Moss harvesters are in a sense removing “old-growth” mosses, which cannot replace themselves nearly as quickly as they are removed. This is, by definition, unsustainable harvest. Their loss will have consequences we cannot foresee. When the mosses are taken, their web of interactions goes along with them. Birds, rivers, and salamanders will miss them.

Robin Kimmerer–Gathering Moss: A Natural and Cultural History of Mosses

Still Time

Somewhere close I knew spear-nosed bats flew through the tree crowns in search of fruit, palm vipers coiled in ambush in the roots of orchids, jaguars walked the river’s edge; around them eight hundred species of trees stood, more than are native to all of North America; and a thousand species of butterflies, 6 percent of the entire world fauna, waited for the dawn. About the orchids of that place we knew very little. About flies and beetles almost nothing, fungi nothing, most kinds of organisms nothing. Five thousand kinds of bacteria might be found in a pinch of soil, and about them we knew absolutely nothing. This was wilderness in the sixteenth-century sense, as it must have formed in the minds of the Portuguese explorers, its interior still largely unexplored and filled with strange, myth-engendering plants and animals. From such a place the pious naturalist would send long respectful letters to royal patrons about the wonders of the new world as testament to the glory of God. And I thought: there is still time to see this land in such a manner.

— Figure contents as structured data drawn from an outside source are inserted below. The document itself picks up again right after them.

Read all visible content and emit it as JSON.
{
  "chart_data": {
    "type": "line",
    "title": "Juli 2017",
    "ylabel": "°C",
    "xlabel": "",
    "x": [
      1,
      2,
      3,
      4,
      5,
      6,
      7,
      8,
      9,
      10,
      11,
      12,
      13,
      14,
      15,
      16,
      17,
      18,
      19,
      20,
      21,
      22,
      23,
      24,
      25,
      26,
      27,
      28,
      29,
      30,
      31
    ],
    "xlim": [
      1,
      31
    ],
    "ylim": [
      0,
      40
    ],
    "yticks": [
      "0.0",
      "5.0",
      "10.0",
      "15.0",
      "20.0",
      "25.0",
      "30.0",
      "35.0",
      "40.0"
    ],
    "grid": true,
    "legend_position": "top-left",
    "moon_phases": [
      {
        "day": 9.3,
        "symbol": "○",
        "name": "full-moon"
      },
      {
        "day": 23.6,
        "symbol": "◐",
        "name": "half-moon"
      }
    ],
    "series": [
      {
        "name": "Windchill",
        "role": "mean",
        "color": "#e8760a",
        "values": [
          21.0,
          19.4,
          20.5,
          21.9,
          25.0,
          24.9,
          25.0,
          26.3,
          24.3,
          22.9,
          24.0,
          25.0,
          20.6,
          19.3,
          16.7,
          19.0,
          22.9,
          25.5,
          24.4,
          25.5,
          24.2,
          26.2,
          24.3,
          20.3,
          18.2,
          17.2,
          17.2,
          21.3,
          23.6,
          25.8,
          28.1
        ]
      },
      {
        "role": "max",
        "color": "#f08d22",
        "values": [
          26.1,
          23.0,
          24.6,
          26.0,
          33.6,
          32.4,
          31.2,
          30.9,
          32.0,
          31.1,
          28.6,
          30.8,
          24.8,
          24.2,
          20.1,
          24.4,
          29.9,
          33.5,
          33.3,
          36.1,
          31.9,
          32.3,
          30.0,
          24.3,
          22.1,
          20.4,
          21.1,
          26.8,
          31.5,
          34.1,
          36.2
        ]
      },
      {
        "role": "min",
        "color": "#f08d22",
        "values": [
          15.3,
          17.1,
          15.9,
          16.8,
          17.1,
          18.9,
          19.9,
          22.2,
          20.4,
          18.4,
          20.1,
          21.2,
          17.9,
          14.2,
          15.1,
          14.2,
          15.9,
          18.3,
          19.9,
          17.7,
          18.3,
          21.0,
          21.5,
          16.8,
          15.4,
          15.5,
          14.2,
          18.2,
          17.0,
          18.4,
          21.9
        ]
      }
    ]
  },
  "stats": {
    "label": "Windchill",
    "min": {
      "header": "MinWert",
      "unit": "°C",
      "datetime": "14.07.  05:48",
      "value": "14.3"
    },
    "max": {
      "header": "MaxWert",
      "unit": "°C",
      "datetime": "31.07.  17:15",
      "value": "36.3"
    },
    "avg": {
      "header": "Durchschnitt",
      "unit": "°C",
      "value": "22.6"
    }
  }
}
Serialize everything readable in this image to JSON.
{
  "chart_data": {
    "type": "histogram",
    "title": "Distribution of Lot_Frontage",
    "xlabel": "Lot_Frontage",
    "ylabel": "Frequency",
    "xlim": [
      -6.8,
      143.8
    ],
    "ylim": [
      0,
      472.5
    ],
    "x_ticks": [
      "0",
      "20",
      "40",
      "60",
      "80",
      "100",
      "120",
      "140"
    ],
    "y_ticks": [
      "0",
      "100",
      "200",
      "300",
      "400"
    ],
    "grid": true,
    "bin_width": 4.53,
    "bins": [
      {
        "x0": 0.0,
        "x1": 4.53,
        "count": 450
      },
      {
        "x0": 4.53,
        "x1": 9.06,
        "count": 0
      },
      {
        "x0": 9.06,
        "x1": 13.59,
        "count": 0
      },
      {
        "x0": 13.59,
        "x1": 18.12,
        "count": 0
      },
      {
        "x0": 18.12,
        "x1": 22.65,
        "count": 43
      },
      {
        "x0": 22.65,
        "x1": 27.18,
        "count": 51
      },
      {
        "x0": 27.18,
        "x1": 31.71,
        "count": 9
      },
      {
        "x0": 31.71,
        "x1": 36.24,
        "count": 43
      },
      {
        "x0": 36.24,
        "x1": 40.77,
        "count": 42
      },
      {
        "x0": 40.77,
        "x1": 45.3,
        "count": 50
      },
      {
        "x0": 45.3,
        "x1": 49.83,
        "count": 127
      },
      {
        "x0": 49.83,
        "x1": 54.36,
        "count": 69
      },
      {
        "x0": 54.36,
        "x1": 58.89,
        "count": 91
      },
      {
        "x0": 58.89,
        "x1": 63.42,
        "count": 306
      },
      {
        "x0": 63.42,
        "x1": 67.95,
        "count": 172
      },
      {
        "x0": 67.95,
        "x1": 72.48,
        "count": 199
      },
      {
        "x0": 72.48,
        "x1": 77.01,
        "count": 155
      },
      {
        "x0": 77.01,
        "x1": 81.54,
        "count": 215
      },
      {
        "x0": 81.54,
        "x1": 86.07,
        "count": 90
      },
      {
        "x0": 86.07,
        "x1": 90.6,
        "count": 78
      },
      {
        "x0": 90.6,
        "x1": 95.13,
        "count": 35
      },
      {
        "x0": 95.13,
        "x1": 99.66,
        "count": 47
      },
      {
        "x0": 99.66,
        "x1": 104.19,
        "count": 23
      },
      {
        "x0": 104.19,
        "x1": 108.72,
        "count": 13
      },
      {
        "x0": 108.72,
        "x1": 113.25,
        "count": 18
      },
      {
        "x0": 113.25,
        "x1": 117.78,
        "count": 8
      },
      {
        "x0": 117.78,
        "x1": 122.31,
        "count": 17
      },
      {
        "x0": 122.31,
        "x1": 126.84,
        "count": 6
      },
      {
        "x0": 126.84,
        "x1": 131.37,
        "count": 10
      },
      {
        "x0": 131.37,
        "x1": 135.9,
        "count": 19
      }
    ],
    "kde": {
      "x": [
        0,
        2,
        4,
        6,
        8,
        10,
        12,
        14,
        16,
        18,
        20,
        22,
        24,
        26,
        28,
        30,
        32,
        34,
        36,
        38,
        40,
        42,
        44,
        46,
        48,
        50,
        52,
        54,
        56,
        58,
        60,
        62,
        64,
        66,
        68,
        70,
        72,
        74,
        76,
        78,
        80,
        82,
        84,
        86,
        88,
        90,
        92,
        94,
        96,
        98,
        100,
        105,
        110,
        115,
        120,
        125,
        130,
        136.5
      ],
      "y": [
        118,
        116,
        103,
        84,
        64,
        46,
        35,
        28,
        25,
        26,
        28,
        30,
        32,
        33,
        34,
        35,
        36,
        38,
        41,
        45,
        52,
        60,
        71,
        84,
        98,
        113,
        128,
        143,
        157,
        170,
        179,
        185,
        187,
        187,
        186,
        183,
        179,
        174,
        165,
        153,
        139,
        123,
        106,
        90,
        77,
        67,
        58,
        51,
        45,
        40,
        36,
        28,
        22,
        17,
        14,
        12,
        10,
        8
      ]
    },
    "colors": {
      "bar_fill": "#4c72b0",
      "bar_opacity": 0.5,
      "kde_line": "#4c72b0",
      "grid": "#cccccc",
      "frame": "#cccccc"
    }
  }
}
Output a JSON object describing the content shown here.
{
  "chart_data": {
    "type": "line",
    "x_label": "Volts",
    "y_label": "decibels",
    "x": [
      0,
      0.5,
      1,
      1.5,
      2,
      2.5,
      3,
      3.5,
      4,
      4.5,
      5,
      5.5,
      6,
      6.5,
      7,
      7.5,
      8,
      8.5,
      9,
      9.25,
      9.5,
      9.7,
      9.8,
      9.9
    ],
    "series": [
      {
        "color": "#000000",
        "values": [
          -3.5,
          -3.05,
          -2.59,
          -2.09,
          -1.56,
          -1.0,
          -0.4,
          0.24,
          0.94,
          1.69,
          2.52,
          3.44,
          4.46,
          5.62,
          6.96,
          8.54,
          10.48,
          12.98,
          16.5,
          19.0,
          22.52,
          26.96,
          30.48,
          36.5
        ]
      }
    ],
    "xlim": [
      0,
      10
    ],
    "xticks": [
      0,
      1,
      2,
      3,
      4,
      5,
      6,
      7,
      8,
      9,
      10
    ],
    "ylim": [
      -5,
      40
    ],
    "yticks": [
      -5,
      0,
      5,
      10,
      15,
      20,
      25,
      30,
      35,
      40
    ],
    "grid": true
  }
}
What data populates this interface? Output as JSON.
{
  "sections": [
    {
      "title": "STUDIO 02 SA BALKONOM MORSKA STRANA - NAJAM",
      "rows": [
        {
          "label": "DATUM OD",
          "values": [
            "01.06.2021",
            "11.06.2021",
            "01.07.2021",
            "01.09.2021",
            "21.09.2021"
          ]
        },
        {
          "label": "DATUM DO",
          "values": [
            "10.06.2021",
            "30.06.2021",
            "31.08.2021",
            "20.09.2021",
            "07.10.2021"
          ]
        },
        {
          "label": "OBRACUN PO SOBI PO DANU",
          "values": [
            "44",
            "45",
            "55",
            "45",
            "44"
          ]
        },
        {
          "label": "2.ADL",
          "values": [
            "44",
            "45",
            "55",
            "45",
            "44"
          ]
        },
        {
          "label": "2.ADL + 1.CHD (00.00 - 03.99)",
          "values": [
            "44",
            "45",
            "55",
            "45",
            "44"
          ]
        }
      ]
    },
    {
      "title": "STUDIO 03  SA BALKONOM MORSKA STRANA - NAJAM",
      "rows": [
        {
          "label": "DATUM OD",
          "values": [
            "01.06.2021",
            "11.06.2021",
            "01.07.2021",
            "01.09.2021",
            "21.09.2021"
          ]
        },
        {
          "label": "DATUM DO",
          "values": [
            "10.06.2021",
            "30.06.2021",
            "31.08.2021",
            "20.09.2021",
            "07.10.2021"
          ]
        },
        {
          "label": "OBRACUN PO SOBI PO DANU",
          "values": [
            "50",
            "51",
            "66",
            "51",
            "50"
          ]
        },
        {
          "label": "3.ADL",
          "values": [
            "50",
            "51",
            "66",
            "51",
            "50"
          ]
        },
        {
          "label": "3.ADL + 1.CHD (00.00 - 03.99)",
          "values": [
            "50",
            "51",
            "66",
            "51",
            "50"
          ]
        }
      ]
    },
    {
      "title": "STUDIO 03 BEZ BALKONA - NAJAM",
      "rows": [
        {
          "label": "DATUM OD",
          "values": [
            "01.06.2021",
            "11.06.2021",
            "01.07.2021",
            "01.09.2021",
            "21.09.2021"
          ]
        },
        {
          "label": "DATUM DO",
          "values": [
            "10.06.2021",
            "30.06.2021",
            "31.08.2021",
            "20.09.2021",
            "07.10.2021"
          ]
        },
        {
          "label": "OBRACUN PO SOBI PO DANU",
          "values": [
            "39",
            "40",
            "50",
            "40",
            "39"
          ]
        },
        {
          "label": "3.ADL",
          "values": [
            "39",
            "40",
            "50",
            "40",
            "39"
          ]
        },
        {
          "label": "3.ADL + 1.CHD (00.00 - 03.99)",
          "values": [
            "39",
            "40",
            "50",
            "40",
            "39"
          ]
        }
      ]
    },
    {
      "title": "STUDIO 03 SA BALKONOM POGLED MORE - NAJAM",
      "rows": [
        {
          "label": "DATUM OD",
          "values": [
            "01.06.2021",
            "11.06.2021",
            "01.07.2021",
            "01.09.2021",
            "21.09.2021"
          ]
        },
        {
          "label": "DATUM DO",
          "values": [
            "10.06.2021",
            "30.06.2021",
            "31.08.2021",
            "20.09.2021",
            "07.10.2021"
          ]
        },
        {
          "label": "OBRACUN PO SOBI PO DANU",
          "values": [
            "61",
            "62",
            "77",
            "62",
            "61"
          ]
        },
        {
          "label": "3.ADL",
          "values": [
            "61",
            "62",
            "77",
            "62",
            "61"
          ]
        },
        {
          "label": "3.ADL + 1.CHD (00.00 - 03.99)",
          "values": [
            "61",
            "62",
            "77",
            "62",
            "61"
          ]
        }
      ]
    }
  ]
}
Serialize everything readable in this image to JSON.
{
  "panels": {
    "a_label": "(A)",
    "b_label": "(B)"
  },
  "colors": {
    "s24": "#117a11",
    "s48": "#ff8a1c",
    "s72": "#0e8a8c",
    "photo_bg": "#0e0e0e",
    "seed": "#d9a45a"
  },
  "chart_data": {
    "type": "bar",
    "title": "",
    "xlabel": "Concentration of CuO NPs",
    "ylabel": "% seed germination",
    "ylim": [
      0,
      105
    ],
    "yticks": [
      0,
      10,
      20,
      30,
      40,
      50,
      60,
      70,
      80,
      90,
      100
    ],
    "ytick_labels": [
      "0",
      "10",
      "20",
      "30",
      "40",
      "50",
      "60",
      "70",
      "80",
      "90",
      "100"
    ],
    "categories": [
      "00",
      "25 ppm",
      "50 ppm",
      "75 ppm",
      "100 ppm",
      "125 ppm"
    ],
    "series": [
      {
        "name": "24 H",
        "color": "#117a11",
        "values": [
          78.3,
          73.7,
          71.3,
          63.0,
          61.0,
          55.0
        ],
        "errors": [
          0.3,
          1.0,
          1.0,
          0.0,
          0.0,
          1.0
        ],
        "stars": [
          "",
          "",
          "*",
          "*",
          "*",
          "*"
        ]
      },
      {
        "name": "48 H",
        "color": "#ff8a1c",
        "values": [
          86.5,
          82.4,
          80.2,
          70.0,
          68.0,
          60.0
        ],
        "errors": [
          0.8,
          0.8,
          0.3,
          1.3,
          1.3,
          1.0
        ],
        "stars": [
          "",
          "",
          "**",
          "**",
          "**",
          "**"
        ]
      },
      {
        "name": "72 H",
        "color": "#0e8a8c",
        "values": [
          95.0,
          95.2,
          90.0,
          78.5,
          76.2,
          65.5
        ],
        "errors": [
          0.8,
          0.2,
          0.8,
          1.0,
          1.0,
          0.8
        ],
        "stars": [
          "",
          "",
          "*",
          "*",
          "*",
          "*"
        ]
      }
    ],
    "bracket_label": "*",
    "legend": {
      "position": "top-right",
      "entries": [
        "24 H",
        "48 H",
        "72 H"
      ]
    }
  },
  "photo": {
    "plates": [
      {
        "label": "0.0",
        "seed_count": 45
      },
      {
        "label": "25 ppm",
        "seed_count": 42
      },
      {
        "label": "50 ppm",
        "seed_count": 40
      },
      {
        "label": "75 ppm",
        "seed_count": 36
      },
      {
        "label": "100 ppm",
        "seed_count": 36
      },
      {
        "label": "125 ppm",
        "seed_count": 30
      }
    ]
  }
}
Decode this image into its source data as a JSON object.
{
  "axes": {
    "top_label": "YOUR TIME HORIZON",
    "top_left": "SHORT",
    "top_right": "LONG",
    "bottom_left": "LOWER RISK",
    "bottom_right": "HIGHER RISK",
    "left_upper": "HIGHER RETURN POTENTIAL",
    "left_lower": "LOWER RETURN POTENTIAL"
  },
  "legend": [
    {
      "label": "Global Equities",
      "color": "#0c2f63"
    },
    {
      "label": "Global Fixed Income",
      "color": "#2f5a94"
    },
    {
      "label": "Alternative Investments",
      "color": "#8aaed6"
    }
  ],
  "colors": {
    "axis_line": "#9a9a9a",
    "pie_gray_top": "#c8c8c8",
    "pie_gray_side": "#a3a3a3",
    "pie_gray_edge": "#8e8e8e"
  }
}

Edward O. Wilson–The Diversity of Life

Variety of Life

Landscapes of great wonder and beauty lie under our feet and all around us. They are discovered in tunnels in the ground, the heart of flowers, the hollows of trees, fresh-water ponds, seaweed jungles between tides, and even drops of water. Life in these hidden worlds is more startling in reality than anything we can imagine. How could this earth of ours, which is only a speck in the heavens, have so much variety of life, so many curious and exciting creatures?